Indie hacking a nonprofit
Can you indie hack a nonprofit by shipping software products like madman? This is a story of how Herizon ships software MVPs.

I'm a startup hustler who dreamed about a nonprofit but didn't realize how draining it is to depend on public sector funding. The biggest problem is, that there's no instrument to fund "€1000 for one employed immigrant", so you're forever stuck in figuring out projects that rarely are measured by employment.
Therefore, in 2024 we're trying out something else. Can you indie hack a nonprofit by shipping software products like madman?
This is a story of how Herizon ships software MVPs.
One of our latest software products is Job Application Assistant.
You can try it out by investing an affordable €5 for one month, but you can also access screenshots by reading our blog post about Job Application Assistant.
For Behind the Scenes today, I'll show you how these ideas become reality at Herizon.
Problem discovery
At this point, we understand quite well the fundamental problems of immigrant employment. One part of it is too generic, too long, or irrelevant job applications no one even reads - and to be clear, this isn't only an immigrant issue, but a general with people searching for a job. Skills to improve one's employment are not being taught in any school.
Currently, job application improvement is mainly done by unemployment offices and by manual labor, so why not test scaling it with a software solution?
MVP development
Job Application Assistant was discussed internally in April after I posted a post on LinkedIn that we're searching for an Account Manager. I didn't receive any relevant applications, so we decided to build a lightweight MVP for 2 usual use cases: a formal job ad and a less formal job ad.
How we usually work, is that our CTO discovers a problem-solution from the general discussions on Slack or our weekly. Then he builds a quick Figma prototype and finally jumps in a huddle with a person who has the domain expertise in the field - in this case, it was our Head of Talent.

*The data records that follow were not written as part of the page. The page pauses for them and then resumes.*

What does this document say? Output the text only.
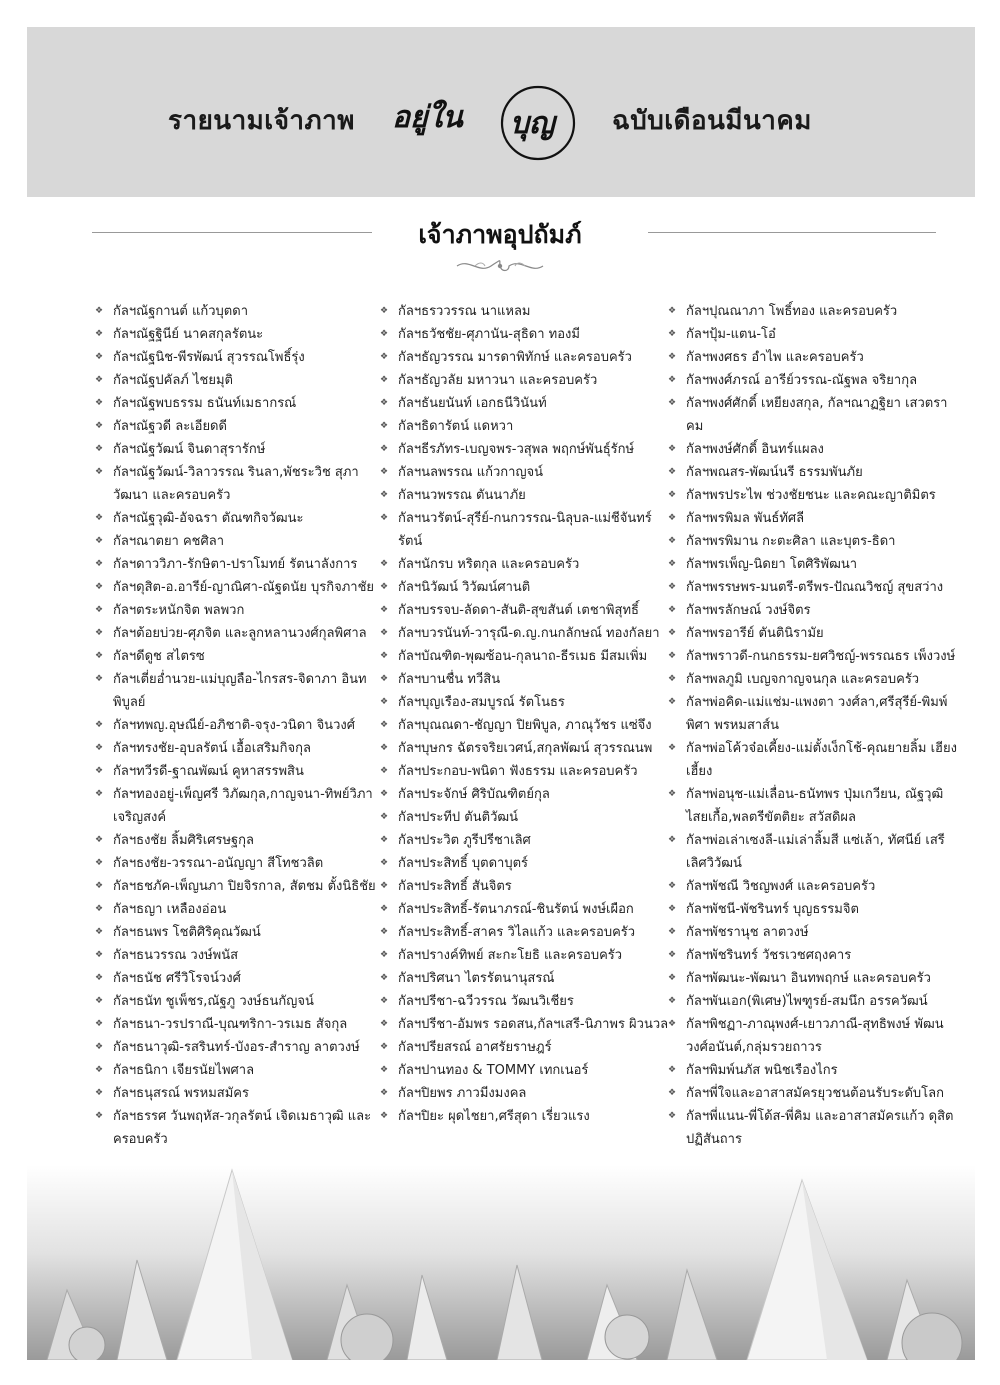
รายนามเจ้าภาพ อยู่ใน บุญ ฉบับเดือนมีนาคม
เจ้าภาพอุปถัมภ์
❖ กัลฯณัฐกานต์ แก้วบุตดา
❖ กัลฯณัฐฐินีย์ นาคสกุลรัตนะ
❖ กัลฯณัฐนิช-พีรพัฒน์ สุวรรณโพธิ์รุ่ง
❖ กัลฯณัฐปคัลภ์ ไชยมุติ
❖ กัลฯณัฐพบธรรม ธนันท์เมธากรณ์
❖ กัลฯณัฐวดี ละเอียดดี
❖ กัลฯณัฐวัฒน์ จินดาสุรารักษ์
❖ กัลฯณัฐวัฒน์-วิลาวรรณ รินลา,พัชระวิช สุภาวัฒนา และครอบครัว
❖ กัลฯณัฐวุฒิ-อัจฉรา ตัณฑกิจวัฒนะ
❖ กัลฯณาตยา คชศิลา
❖ กัลฯดาววิภา-รักษิตา-ปราโมทย์ รัตนาลังการ
❖ กัลฯดุสิต-อ.อารีย์-ญาณิศา-ณัฐดนัย บุรกิจภาชัย
❖ กัลฯตระหนักจิต พลพวก
❖ กัลฯต้อยบ่วย-ศุภจิต และลูกหลานวงศ์กุลพิศาล
❖ กัลฯดีดูช สไตรซ
❖ กัลฯเตี่ยอ่ำนวย-แม่บุญลือ-ไกรสร-จิดาภา อินทพิบูลย์
❖ กัลฯทพญ.อุษณีย์-อภิชาติ-จรุง-วนิดา จินวงศ์
❖ กัลฯทรงชัย-อุบลรัตน์ เอื้อเสริมกิจกุล
❖ กัลฯทวีรดี-ฐาณพัฒน์ คูหาสรรพสิน
❖ กัลฯทองอยู่-เพ็ญศรี วิภัฒกุล,กาญจนา-ทิพย์วิภา เจริญสงค์
❖ กัลฯธงชัย ลิ้มศิริเศรษฐกุล
❖ กัลฯธงชัย-วรรณา-อนัญญา สีโทชวลิต
❖ กัลฯธชภัค-เพ็ญนภา ปิยจิรกาล, สัตชม ตั้งนิธิชัย
❖ กัลฯธญา เหลืองอ่อน
❖ กัลฯธนพร โชติศิริคุณวัฒน์
❖ กัลฯธนวรรณ วงษ์พนัส
❖ กัลฯธนัช ศรีวิโรจน์วงศ์
❖ กัลฯธนัท ชูเพ็ชร,ณัฐภู วงษ์ธนกัญจน์
❖ กัลฯธนา-วรปราณี-บุณฑริกา-วรเมธ สัจกุล
❖ กัลฯธนาวุฒิ-รสรินทร์-บังอร-สำราญ ลาตวงษ์
❖ กัลฯธนิกา เจียรนัยไพศาล
❖ กัลฯธนุสรณ์ พรหมสมัคร
❖ กัลฯธรรศ วันพฤหัส-วกุลรัตน์ เจิดเมธาวุฒิ และครอบครัว
❖ กัลฯธรววรรณ นาแหลม
❖ กัลฯธวัชชัย-ศุภานัน-สุธิดา ทองมี
❖ กัลฯธัญวรรณ มารดาพิทักษ์ และครอบครัว
❖ กัลฯธัญวลัย มหาวนา และครอบครัว
❖ กัลฯธันยนันท์ เอกธนีวินันท์
❖ กัลฯธิดารัตน์ แดหวา
❖ กัลฯธีรภัทร-เบญจพร-วสุพล พฤกษ์พันธุ์รักษ์
❖ กัลฯนลพรรณ แก้วกาญจน์
❖ กัลฯนวพรรณ ตันนาภัย
❖ กัลฯนวรัตน์-สุรีย์-กนกวรรณ-นิลุบล-แม่ชีจันทร์รัตน์
❖ กัลฯนักรบ หริตกุล และครอบครัว
❖ กัลฯนิวัฒน์ วิวัฒน์ศานติ
❖ กัลฯบรรจบ-ลัดดา-สันติ-สุขสันต์ เตชาพิสุทธิ์
❖ กัลฯบวรนันท์-วารุณี-ด.ญ.กนกลักษณ์ ทองกัลยา
❖ กัลฯบัณฑิต-พุฒซ้อน-กุลนาถ-ธีรเมธ มีสมเพิ่ม
❖ กัลฯบานชื่น ทวีสิน
❖ กัลฯบุญเรือง-สมบูรณ์ รัตโนธร
❖ กัลฯบุณณดา-ชัญญา ปิยพิบูล, ภาณุวัชร แซ่จึง
❖ กัลฯบุษกร ฉัตรจริยเวศน์,สกุลพัฒน์ สุวรรณนพ
❖ กัลฯประกอบ-พนิดา ฟังธรรม และครอบครัว
❖ กัลฯประจักษ์ ศิริบัณฑิตย์กุล
❖ กัลฯประทีป ตันติวัฒน์
❖ กัลฯประวิต ภูรีปรีชาเลิศ
❖ กัลฯประสิทธิ์ บุตดาบุตร์
❖ กัลฯประสิทธิ์ สันจิตร
❖ กัลฯประสิทธิ์-รัตนาภรณ์-ชินรัตน์ พงษ์เผือก
❖ กัลฯประสิทธิ์-สาคร วิไลแก้ว และครอบครัว
❖ กัลฯปรางค์ทิพย์ สะกะโยธิ และครอบครัว
❖ กัลฯปริศนา ไตรรัตนานุสรณ์
❖ กัลฯปรีชา-ฉวีวรรณ วัฒนวิเชียร
❖ กัลฯปรีชา-อัมพร รอดสน,กัลฯเสรี-นิภาพร ผิวนวล
❖ กัลฯปรียสรณ์ อาศรัยราษฎร์
❖ กัลฯปานทอง & TOMMY เทกเนอร์
❖ กัลฯปิยพร ภาวมีงมงคล
❖ กัลฯปิยะ ผุดไชยา,ศรีสุดา เรี่ยวแรง
❖ กัลฯปุณณาภา โพธิ์ทอง และครอบครัว
❖ กัลฯปุ้ม-แตน-โอ๋
❖ กัลฯพงศธร อำไพ และครอบครัว
❖ กัลฯพงศ์ภรณ์ อารีย์วรรณ-ณัฐพล จริยากุล
❖ กัลฯพงศ์ศักดิ์ เหยียงสกุล, กัลฯณาฏฐิยา เสวตราคม
❖ กัลฯพงษ์ศักดิ์ อินทร์แผลง
❖ กัลฯพณสร-พัฒน์นรี ธรรมพันภัย
❖ กัลฯพรประไพ ช่วงชัยชนะ และคณะญาติมิตร
❖ กัลฯพรพิมล พันธ์ทัศลี
❖ กัลฯพรพิมาน กะตะศิลา และบุตร-ธิดา
❖ กัลฯพรเพ็ญ-นิดยา โตศิริพัฒนา
❖ กัลฯพรรษพร-มนตรี-ตรีพร-ปัณณวิชญ์ สุขสว่าง
❖ กัลฯพรลักษณ์ วงษ์จิตร
❖ กัลฯพรอารีย์ ตันตินิรามัย
❖ กัลฯพราวดี-กนกธรรม-ยศวิชญ์-พรรณธร เพ็งวงษ์
❖ กัลฯพลภูมิ เบญจกาญจนกุล และครอบครัว
❖ กัลฯพ่อคิด-แม่แช่ม-แพงตา วงศ์ลา,ศรีสุรีย์-พิมพ์พิศา พรหมสาส์น
❖ กัลฯพ่อโค้วจ๋อเคี้ยง-แม่ตั้งเง็กโช้-คุณยายลิ้ม เฮียงเฮี้ยง
❖ กัลฯพ่อนุช-แม่เลื่อน-ธนัทพร ปุ่มเกวียน, ณัฐวุฒิ ไสยเกื้อ,พลตรีขัตติยะ สวัสดิผล
❖ กัลฯพ่อเล่าเซงลี-แม่เล่าลิ้มสี แซ่เล้า, ทัศนีย์ เสรีเลิศวิวัฒน์
❖ กัลฯพัชณี วิชญพงศ์ และครอบครัว
❖ กัลฯพัชนี-พัชรินทร์ บุญธรรมจิต
❖ กัลฯพัชรานุช ลาตวงษ์
❖ กัลฯพัชรินทร์ วัชรเวชศฤงคาร
❖ กัลฯพัฒนะ-พัฒนา อินทพฤกษ์ และครอบครัว
❖ กัลฯพันเอก(พิเศษ)ไพฑูรย์-สมนึก อรรควัฒน์
❖ กัลฯพิชฏา-ภาณุพงศ์-เยาวภาณี-สุทธิพงษ์ พัฒนวงศ์อนันต์,กลุ่มรวยถาวร
❖ กัลฯพิมพ์นภัส พนิชเรืองไกร
❖ กัลฯพี่ใจและอาสาสมัครยุวชนต้อนรับระดับโลก
❖ กัลฯพี่แนน-พี่โด้ส-พี่คิม และอาสาสมัครแก้ว ดุสิตปฏิสันถาร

It took a week to have a working demo for internal testing for this very simple tool.

Our stack is very simple. We use Figma for prototyping, Heroku for hosting, and Github Copilot to be able to build products for a full software development team by one CTO. The cost of our stack is $400 /month + one full-stack developer.
Monetization
Useful software needs to make money. Otherwise, it's not useful and one shall kill it, so a high priority of ours is to monetize our software products immediately.
We tried out 2 methods: B2G and B2C.
B2G learnings: Cities are relatively interested, but the purchase decision is currently on hold due to OpenAI. The optimal case for the city is that we could somehow anonymize user's data, so the platform doesn't send anything sensitive to a US-based company.
We tried to do this and technically it's possible to train a European LLM model to anonymize the user's input before it's submitted to OpenAI's LLM model, but the value of the deal is €1000 /year, so...
We're currently focusing on finding a more cost-efficient workaround or waiting for cities to implement an AI policy so the decision-makers can make decisions like this.
B2C learnings: Immediately when we identified B2G will having a major purchase barrier related to AI, we decided to publish a B2C version. We simply implemented a no-code purchase page of Stripe and there it was - a fully monetized software product.
Even Job Application Assistant is a super simple product without a proper landing page, we started getting conversions from our community.


Marketing and scaling
So, with our Job Application Assistant, we have:
- Identified a problem and solution
- Built an MVP for the solution in weeks
- Launched and monetized it
The next stage will be marketing and scaling, so I built a landing page for marketing:

The volume of traffic is still relatively low, but steadily increasing and gaining some organic traction. We've limited resources for marketing, so our game is slow and steady, but the team is here for the long term, so luckily we've time.